All’inizio della riunione, Urso ha posto cinque domande chiave alle istituzioni pugliesi. La prima: siete d’accordo su un piano di decarbonizzazione in un arco temporale sostenibile? A seguire ha domandato se le istituzioni del territorio siano favorevoli alla realizzazione a Taranto del polo Dri (Direct Reduced Iron), fondamentale per alimentare i futuri forni elettrici, e all’installazione di una nave rigassificatrice nel porto. Agli enti locali è stato chiesto anche di esprimersi sulla costruzione di un impianto di desalinizzazione per il fabbisogno idrico dello stabilimento. Ultima questione posta: “Possiamo garantire la continuità produttiva, salvaguardando occupazione e quote di mercato, in attesa dell’Aia definitiva?”.

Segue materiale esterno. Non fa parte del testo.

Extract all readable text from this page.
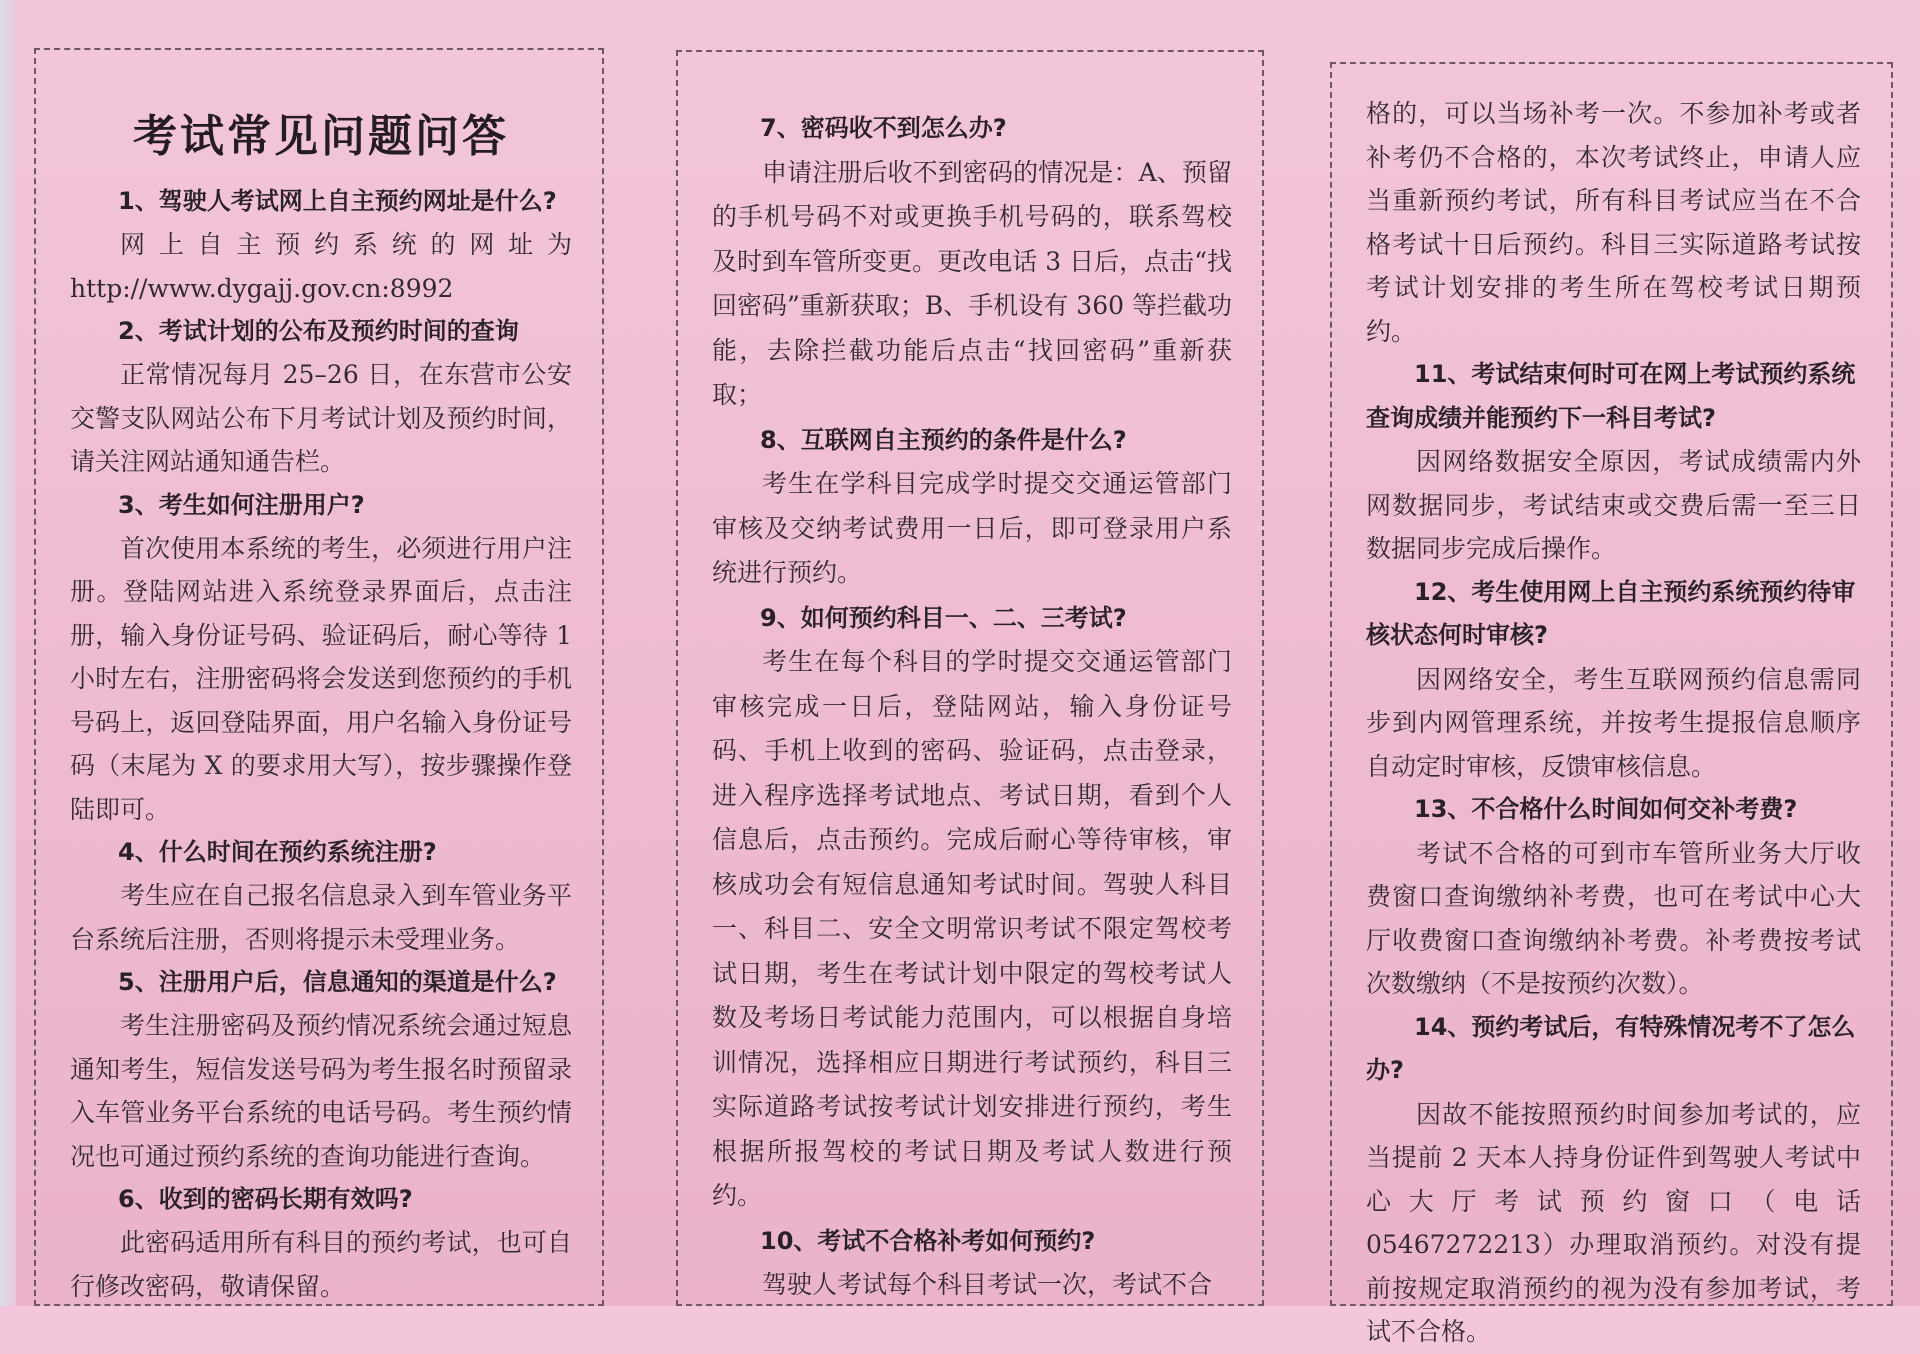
考试常见问题问答

1、驾驶人考试网上自主预约网址是什么?

网上自主预约系统的网址为 http://www.dygajj.gov.cn:8992

2、考试计划的公布及预约时间的查询

正常情况每月 25–26 日，在东营市公安交警支队网站公布下月考试计划及预约时间，请关注网站通知通告栏。

3、考生如何注册用户?

首次使用本系统的考生，必须进行用户注册。登陆网站进入系统登录界面后，点击注册，输入身份证号码、验证码后，耐心等待 1 小时左右，注册密码将会发送到您预约的手机号码上，返回登陆界面，用户名输入身份证号码（末尾为 X 的要求用大写），按步骤操作登陆即可。

4、什么时间在预约系统注册?

考生应在自己报名信息录入到车管业务平台系统后注册，否则将提示未受理业务。

5、注册用户后，信息通知的渠道是什么?

考生注册密码及预约情况系统会通过短息通知考生，短信发送号码为考生报名时预留录入车管业务平台系统的电话号码。考生预约情况也可通过预约系统的查询功能进行查询。

6、收到的密码长期有效吗?

此密码适用所有科目的预约考试，也可自行修改密码，敬请保留。

7、密码收不到怎么办?

申请注册后收不到密码的情况是：A、预留的手机号码不对或更换手机号码的，联系驾校及时到车管所变更。更改电话 3 日后，点击“找回密码”重新获取；B、手机设有 360 等拦截功能，去除拦截功能后点击“找回密码”重新获取；

8、互联网自主预约的条件是什么?

考生在学科目完成学时提交交通运管部门审核及交纳考试费用一日后，即可登录用户系统进行预约。

9、如何预约科目一、二、三考试?

考生在每个科目的学时提交交通运管部门审核完成一日后，登陆网站，输入身份证号码、手机上收到的密码、验证码，点击登录，进入程序选择考试地点、考试日期，看到个人信息后，点击预约。完成后耐心等待审核，审核成功会有短信息通知考试时间。驾驶人科目一、科目二、安全文明常识考试不限定驾校考试日期，考生在考试计划中限定的驾校考试人数及考场日考试能力范围内，可以根据自身培训情况，选择相应日期进行考试预约，科目三实际道路考试按考试计划安排进行预约，考生根据所报驾校的考试日期及考试人数进行预约。

10、考试不合格补考如何预约?

驾驶人考试每个科目考试一次，考试不合

格的，可以当场补考一次。不参加补考或者补考仍不合格的，本次考试终止，申请人应当重新预约考试，所有科目考试应当在不合格考试十日后预约。科目三实际道路考试按考试计划安排的考生所在驾校考试日期预约。

11、考试结束何时可在网上考试预约系统查询成绩并能预约下一科目考试?

因网络数据安全原因，考试成绩需内外网数据同步，考试结束或交费后需一至三日数据同步完成后操作。

12、考生使用网上自主预约系统预约待审核状态何时审核?

因网络安全，考生互联网预约信息需同步到内网管理系统，并按考生提报信息顺序自动定时审核，反馈审核信息。

13、不合格什么时间如何交补考费?

考试不合格的可到市车管所业务大厅收费窗口查询缴纳补考费，也可在考试中心大厅收费窗口查询缴纳补考费。补考费按考试次数缴纳（不是按预约次数）。

14、预约考试后，有特殊情况考不了怎么办?

因故不能按照预约时间参加考试的，应当提前 2 天本人持身份证件到驾驶人考试中心大厅考试预约窗口（电话 05467272213）办理取消预约。对没有提前按规定取消预约的视为没有参加考试，考试不合格。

Il governo, che ha escluso categoricamente la nazionalizzazione dell’ex Ilva, ha chiarito che la nave rigassificatrice è un tassello indispensabile per alimentare il futuro polo green dell’acciaio. Senza questo elemento strategico, ha avvertito Urso, “anche la procedura di vendita potrebbe incepparsi”, con il rischio concreto di un ingresso di capitali stranieri, in particolare del gruppo azero Baku Steel, pronto a subentrare per portare la produzione a sei milioni di tonnellate l’anno, mettendo così a rischio la sovranità industriale italiana.
Il presidente della Regione Puglia, Michele Emiliano, ha frenato l’entusiasmo, dichiarando: “Escludo categoricamente che oggi si possa arrivare a un’intesa. Comincia una trattativa sostanzialmente da zero”. Anche il neosindaco di Taranto, Piero Bitetti, ha espresso perplessità sull’ipotesi della nave rigassificatrice, definendo il porto una “zona a rischio incidente rilevante” e invitando a valutare soluzioni alternative più sicure, soprattutto per la città e l’area circostante.

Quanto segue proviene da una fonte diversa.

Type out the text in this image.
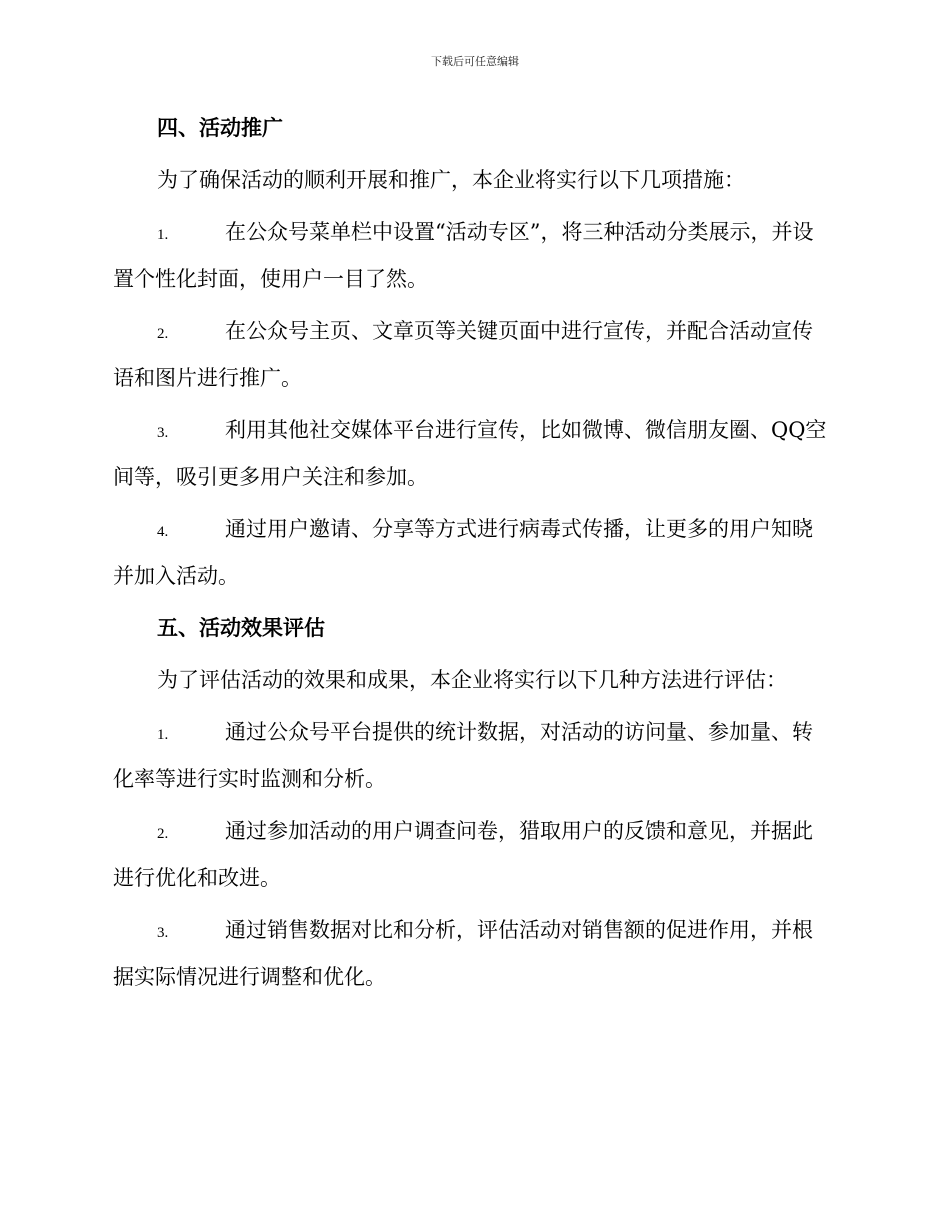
下载后可任意编辑
四、活动推广

为了确保活动的顺利开展和推广，本企业将实行以下几项措施：

1.	在公众号菜单栏中设置“活动专区”，将三种活动分类展示，并设置个性化封面，使用户一目了然。

2.	在公众号主页、文章页等关键页面中进行宣传，并配合活动宣传语和图片进行推广。

3.	利用其他社交媒体平台进行宣传，比如微博、微信朋友圈、QQ空间等，吸引更多用户关注和参加。

4.	通过用户邀请、分享等方式进行病毒式传播，让更多的用户知晓并加入活动。

五、活动效果评估

为了评估活动的效果和成果，本企业将实行以下几种方法进行评估：

1.	通过公众号平台提供的统计数据，对活动的访问量、参加量、转化率等进行实时监测和分析。

2.	通过参加活动的用户调查问卷，猎取用户的反馈和意见，并据此进行优化和改进。

3.	通过销售数据对比和分析，评估活动对销售额的促进作用，并根据实际情况进行调整和优化。
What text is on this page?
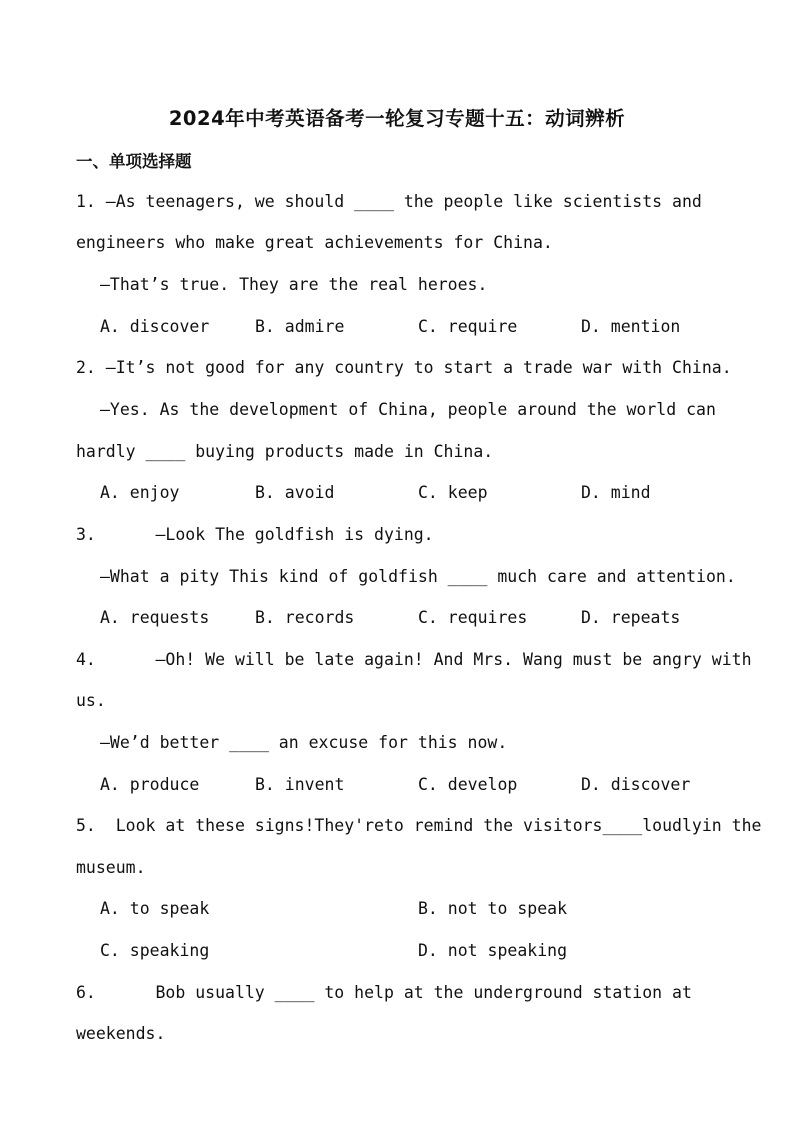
2024年中考英语备考一轮复习专题十五：动词辨析
一、单项选择题
1. —As teenagers, we should ____ the people like scientists and
engineers who make great achievements for China.
—That’s true. They are the real heroes.
A. discover	B. admire	C. require	D. mention
2. —It’s not good for any country to start a trade war with China.
—Yes. As the development of China, people around the world can
hardly ____ buying products made in China.
A. enjoy	B. avoid	C. keep	D. mind
3.      —Look The goldfish is dying.
—What a pity This kind of goldfish ____ much care and attention.
A. requests	B. records	C. requires	D. repeats
4.      —Oh! We will be late again! And Mrs. Wang must be angry with
us.
—We’d better ____ an excuse for this now.
A. produce	B. invent	C. develop	D. discover
5.  Look at these signs!They'reto remind the visitors____loudlyin the
museum.
A. to speak	B. not to speak
C. speaking	D. not speaking
6.      Bob usually ____ to help at the underground station at
weekends.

Il futuro dell’ex Ilva si intreccia inevitabilmente con la transizione della siderurgia nazionale verso la decarbonizzazione, un obiettivo imprescindibile ma che comporta sfide enormi, sia sul piano industriale sia su quello ambientale. I sindacati hanno lanciato un appello affinché ci sia un’assunzione di responsabilità collettiva, sottolineando che la tutela del lavoro deve essere centrale nelle scelte. La Fiom-Cgil ha proposto una gestione pubblica con capitale statale, ritenuta necessaria per garantire gli investimenti necessari e la salvaguardia dei posti di lavoro, senza escludere tuttavia l’ingresso di soggetti privati che condividano questi obiettivi.
Intanto, la situazione nello stabilimento è critica e richiede interventi immediati: gli incidenti ripetuti all’Altoforno 1, la mancata ripartenza dell’Afo2, le criticità tecniche che interessano l’Afo4 e l’assenza di un piano finanziario solido aggravano la situazione, mettendo a rischio la continuità produttiva. L’impianto sta consumando risorse tra i 40 e i 50 milioni di euro al mese, con livelli di produzione al minimo storico, e il rischio di un fermo totale diventa sempre più concreto.

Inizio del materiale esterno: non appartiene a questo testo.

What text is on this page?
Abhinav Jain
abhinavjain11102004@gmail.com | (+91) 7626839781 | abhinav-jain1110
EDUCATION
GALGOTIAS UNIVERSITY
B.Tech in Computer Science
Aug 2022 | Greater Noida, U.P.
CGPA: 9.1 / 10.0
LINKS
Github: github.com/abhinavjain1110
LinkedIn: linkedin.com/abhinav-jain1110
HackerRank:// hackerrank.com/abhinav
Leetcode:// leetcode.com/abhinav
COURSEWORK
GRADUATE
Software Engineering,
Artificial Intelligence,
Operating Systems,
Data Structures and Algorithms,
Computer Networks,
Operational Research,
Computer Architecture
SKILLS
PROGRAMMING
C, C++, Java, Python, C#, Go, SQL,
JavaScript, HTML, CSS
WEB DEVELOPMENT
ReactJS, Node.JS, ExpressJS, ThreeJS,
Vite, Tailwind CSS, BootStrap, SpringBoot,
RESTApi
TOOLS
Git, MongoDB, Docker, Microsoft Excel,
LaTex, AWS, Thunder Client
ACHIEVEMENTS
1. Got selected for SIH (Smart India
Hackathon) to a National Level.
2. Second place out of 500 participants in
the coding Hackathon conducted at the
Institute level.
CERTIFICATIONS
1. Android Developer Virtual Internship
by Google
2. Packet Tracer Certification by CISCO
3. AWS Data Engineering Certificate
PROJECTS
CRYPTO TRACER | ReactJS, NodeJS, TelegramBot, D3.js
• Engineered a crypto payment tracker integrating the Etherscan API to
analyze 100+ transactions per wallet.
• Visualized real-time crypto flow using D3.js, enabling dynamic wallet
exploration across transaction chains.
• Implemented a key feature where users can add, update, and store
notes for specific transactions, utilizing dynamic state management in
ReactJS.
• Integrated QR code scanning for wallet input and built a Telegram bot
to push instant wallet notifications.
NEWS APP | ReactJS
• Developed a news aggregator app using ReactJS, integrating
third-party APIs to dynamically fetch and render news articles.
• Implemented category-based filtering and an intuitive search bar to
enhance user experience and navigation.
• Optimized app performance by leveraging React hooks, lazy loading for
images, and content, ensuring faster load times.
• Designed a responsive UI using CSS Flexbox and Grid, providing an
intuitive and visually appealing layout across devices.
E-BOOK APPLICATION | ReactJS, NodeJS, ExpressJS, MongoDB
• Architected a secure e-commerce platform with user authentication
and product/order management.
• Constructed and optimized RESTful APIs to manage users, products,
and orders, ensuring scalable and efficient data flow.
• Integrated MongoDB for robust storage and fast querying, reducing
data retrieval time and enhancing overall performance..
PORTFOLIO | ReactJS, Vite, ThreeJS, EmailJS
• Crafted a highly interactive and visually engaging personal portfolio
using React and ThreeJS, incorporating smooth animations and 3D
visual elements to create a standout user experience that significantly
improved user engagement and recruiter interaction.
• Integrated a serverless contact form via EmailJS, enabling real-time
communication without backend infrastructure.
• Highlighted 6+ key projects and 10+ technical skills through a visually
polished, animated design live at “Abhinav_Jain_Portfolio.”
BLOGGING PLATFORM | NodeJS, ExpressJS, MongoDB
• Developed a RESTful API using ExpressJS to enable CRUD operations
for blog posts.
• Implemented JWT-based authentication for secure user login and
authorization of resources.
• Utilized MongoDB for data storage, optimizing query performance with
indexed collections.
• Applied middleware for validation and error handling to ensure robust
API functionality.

Nonostante tutto, l’Italia non può permettersi di perdere la produzione di acciaio di base, fondamentale per molte filiere industriali strategiche. La chiusura dello stabilimento più grande d’Europa non avrebbe solo ripercussioni economiche ma provocherebbe un vero e proprio terremoto sociale, con conseguenze devastanti per il territorio e per l’intero sistema produttivo nazionale.
Il tempo per Taranto e per l’ex Ilva è dunque finito. La decisione se l’acciaieria potrà ripartire verso una transizione green sostenibile o se il Paese dovrà affrontare le pesanti ricadute della sua chiusura sarà presa nelle prossime 48 ore. L’accordo che si firmerà dovrà coniugare ambiente, lavoro, salute e impresa, rappresentando una svolta storica per un settore che da troppo tempo attende una strada chiara e condivisa verso il futuro.